Lyft Accuses San Francisco of $100 Million Tax Overcharge [View all]
Source: Bloomberg
December 24, 2024 at 1:04 PM EST
Updated on December 24, 2024 at 7:38 PM EST
Lyft Inc. accused the city of San Francisco in a lawsuit of overcharging it $100 million for taxes over five years by unfairly characterizing the compensation earned by drivers who use its app as company revenue.
The company said its hometown calculated its taxes from 2019 to 2023 based on the total amount of money that passengers paid for rides. But Lyft said that isnt how its business model works.

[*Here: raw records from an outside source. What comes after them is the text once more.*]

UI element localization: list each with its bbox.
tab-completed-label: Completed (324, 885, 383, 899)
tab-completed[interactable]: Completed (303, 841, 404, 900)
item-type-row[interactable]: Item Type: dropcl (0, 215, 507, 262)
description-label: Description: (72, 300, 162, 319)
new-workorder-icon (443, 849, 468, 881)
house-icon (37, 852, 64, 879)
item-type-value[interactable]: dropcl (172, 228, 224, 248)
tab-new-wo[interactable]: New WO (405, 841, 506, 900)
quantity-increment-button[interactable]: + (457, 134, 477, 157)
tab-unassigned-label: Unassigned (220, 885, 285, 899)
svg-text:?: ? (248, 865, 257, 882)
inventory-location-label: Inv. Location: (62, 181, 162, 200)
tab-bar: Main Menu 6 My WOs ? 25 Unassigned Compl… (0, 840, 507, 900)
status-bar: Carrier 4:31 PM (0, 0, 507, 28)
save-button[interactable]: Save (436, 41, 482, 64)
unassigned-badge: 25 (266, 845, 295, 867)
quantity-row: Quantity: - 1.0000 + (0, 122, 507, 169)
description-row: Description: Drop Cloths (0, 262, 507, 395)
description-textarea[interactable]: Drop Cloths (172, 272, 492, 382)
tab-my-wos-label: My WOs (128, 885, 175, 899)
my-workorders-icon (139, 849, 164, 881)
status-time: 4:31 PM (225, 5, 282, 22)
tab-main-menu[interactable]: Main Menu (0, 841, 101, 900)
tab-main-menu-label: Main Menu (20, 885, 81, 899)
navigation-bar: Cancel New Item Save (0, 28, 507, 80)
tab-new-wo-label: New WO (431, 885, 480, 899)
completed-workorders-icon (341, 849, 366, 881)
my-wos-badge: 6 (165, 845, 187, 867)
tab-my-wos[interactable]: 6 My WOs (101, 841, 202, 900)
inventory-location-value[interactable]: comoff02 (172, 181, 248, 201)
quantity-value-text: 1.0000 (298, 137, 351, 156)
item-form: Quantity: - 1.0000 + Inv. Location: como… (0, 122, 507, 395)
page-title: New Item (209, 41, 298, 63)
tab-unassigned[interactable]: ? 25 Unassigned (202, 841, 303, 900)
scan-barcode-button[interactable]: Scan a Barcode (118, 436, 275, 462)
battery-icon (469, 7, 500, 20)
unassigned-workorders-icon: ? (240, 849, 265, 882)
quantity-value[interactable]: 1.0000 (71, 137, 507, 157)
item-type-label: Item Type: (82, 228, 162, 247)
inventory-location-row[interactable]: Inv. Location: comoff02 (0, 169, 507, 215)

Lyft considers drivers as its customers, the company said in the complaint filed in state court. Accordingly, Lyft recognizes revenue from rideshare as being comprised of fees paid to Lyft by drivers, not charges paid by riders to drivers. Lyft does not treat drivers as employees for any purpose.
The tax dispute points to a broader, yearslong controversy around how Lyft, Uber Technologies Inc. and other so-called gig economy firms rely on contractors and avoid having to provide employment benefits. The companies have collectively spent hundreds of millions of dollars to settle claims in the US and abroad that they have misclassified workers without reaching a permanent global resolution. In California, drivers were deemed independent contractors under a 2020 initiative that the companies funded and voters approved in 2020.